INFORMATION REQUEST: Upon request, Advertiser agrees to provide Meridian with whatever information Meridian may reasonably require about the background of Advertiser and/or the business of Advertiser.
NOTICE: Except as expressly provided hereunder, any notice required or permitted by this Agreement will be given in writing and will be deemed given as of the day they are received either by messenger, delivery service or certified mail, postage prepaid, and (i) if to Meridian, addressed to Meridian Tech Group, Inc., Attn: General Counsel, 7635 Hull Street Rd, Suite 201, Richmond, VA 23235; (ii) if to Advertiser, addressed to Advertiser at the address shown on the corresponding Insertion Order (Advertiser is responsible to provide contact information that is updated and correct); or (iii) addressed to the other party at such other address for which such party gives notice hereunder.
PRESS RELEASES: Advertiser may not issue any press release or make any public announcement(s) relating to this Agreement or the relationship established by this Agreement without the express prior written consent of Meridian, however, Meridian may make informational references to its Advertising Programs and Advertiser's participation therein in press releases without obtaining Advertiser's consent.

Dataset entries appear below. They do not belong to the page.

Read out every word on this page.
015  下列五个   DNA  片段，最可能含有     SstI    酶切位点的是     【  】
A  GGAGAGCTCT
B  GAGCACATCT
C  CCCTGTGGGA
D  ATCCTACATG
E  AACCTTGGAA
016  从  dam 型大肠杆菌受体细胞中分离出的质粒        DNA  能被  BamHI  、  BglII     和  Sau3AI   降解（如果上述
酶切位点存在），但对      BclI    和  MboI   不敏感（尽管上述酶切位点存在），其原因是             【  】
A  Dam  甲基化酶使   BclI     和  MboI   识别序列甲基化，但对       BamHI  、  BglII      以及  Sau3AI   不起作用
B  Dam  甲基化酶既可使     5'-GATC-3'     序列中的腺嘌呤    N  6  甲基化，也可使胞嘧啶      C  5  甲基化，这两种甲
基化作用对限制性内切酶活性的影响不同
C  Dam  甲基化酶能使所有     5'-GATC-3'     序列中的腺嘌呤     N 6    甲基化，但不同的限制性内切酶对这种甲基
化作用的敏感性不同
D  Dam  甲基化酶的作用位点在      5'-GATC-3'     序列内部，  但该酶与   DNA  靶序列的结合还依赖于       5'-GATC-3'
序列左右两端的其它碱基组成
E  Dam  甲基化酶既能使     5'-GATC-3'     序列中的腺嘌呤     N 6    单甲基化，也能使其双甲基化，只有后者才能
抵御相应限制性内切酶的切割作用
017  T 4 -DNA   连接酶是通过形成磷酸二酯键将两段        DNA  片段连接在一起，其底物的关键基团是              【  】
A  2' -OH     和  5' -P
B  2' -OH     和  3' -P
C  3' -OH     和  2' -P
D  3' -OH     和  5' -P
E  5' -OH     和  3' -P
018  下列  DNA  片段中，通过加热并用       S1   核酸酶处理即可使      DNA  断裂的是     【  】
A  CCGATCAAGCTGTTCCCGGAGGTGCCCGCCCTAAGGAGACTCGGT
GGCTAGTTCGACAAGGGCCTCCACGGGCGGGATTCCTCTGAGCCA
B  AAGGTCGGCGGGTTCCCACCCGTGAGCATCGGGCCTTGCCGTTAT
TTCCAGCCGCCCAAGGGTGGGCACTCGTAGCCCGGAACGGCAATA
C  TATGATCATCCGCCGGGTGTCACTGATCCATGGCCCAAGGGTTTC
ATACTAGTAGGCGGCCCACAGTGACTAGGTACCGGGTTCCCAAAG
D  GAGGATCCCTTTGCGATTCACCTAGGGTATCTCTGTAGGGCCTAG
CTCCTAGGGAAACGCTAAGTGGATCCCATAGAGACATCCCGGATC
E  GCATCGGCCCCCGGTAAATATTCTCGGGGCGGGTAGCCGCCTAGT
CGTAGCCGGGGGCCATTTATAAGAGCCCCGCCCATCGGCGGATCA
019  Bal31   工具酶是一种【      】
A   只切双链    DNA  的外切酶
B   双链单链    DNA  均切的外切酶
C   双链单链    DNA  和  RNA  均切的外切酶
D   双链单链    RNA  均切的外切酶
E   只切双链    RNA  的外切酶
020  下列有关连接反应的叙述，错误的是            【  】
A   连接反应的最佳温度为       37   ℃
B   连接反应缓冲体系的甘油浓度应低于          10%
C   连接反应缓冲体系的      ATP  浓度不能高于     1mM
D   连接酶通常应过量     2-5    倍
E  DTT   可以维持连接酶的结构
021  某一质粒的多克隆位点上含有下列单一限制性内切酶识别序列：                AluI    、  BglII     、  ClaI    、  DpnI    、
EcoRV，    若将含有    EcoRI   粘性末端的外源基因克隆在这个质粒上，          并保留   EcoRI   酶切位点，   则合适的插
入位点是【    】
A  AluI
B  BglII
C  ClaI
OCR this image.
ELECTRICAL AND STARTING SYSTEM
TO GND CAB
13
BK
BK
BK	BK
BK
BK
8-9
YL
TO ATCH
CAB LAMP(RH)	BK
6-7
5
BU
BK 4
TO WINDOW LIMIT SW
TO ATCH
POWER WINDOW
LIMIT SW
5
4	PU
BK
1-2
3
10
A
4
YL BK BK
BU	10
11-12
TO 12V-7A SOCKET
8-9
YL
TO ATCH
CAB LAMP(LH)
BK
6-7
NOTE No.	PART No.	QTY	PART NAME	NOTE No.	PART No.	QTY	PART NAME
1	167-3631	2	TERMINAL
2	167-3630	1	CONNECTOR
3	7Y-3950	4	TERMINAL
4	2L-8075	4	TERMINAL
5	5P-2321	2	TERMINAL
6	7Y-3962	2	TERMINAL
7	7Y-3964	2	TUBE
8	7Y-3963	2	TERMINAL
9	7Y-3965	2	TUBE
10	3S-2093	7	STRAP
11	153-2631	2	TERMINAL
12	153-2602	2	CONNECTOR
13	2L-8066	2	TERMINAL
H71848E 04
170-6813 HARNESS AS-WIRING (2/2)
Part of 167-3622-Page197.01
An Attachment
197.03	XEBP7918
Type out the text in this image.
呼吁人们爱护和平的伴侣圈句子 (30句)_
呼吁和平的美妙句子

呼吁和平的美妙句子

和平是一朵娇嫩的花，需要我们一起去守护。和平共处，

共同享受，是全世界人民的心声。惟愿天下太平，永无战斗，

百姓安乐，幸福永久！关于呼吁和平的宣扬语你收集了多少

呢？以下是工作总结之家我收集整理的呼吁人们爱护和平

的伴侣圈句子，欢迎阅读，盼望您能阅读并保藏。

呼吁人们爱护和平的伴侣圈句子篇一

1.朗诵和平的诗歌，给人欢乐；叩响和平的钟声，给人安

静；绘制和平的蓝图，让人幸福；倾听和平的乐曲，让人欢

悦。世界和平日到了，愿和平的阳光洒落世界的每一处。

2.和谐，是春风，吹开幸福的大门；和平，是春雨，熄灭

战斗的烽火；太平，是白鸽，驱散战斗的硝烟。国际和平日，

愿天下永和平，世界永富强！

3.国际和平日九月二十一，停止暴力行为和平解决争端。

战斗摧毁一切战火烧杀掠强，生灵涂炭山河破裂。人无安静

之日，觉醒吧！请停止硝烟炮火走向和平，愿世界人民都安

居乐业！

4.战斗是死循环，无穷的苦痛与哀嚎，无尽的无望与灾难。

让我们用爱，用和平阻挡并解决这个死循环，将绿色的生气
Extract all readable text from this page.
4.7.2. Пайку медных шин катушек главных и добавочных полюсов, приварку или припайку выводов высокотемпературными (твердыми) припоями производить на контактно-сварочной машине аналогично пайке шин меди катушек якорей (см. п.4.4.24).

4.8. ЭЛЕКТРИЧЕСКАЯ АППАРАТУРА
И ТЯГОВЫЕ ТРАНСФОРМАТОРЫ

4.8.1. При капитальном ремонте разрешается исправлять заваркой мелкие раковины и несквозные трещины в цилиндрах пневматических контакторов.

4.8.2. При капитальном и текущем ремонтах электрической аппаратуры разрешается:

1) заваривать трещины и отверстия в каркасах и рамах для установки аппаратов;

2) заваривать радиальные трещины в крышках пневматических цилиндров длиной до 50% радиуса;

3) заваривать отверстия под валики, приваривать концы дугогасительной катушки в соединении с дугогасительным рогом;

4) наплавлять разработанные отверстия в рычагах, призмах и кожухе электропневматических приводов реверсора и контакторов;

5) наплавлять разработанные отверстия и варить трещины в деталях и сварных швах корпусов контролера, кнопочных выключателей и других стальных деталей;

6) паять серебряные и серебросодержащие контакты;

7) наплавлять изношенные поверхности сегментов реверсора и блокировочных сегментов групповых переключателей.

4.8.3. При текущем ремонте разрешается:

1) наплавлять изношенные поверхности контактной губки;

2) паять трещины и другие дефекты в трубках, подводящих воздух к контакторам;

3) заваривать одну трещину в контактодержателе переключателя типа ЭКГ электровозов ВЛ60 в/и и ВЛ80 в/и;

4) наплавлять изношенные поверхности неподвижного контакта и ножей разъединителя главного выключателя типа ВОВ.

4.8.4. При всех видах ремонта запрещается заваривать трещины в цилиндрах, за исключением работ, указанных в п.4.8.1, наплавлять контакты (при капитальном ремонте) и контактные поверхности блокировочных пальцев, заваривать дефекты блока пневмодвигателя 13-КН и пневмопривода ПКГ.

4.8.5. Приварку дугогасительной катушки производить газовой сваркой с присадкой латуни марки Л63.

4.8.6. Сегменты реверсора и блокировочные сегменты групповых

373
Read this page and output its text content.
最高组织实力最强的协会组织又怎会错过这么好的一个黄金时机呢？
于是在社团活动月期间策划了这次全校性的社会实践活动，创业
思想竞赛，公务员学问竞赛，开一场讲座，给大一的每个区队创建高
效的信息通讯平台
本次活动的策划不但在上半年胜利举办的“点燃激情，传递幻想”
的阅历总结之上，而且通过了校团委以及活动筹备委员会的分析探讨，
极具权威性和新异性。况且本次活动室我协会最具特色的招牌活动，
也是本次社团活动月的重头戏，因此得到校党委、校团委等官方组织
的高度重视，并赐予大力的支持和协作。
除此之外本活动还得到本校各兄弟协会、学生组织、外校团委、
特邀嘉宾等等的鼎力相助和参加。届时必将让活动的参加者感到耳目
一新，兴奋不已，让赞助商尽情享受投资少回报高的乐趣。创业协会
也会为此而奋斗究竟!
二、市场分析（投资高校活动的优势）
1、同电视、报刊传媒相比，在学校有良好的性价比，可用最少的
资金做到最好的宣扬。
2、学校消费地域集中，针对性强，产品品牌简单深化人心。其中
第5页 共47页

MISCELLANEOUS: If any provision in this Agreement is held to be invalid or unenforceable for any reason, the remaining provisions will continue in full force and without being impaired or invalidated in any way. Advertiser agrees to work with Meridian to replace any invalid provision with a valid provision, which most closely approximates the intent and economic effect of the invalid provision. Advertiser shall not assign this Agreement or any right, interest or benefit under this Agreement without the prior written consent of Meridian. Subject to the foregoing, this Agreement shall bind and inure to the benefit of both parties and their respective heirs, executors, administrators, successors and assigns. Meridian may assign and transfer this Agreement in whole or in part and may delegate its duties or assign its rights hereunder at any time. This Agreement and any applicable Insertion Orders constitute the entire agreement between the parties relating to the participation in Meridian's Advertising Services. This Agreement shall be governed by and construed according with the laws of the State of Virginia. Advertiser hereby irrevocably consents to the personal jurisdiction of and venue in the state and federal courts located in Chesterfield County, Virginia with respect to any action, claim or proceeding arising out of or relating to this Agreement. This Agreement supersedes all prior and/or contemporaneous Agreements and Advertiser agrees it has relied upon no representations, oral or otherwise, not contained within this Agreement. Meridian reserves the right to change the terms to this Agreement by posting such changes on the Meridian Web site. Advertiser's continued participation in any Meridian Advertising Service following such changes shall be deemed an assent to such changes.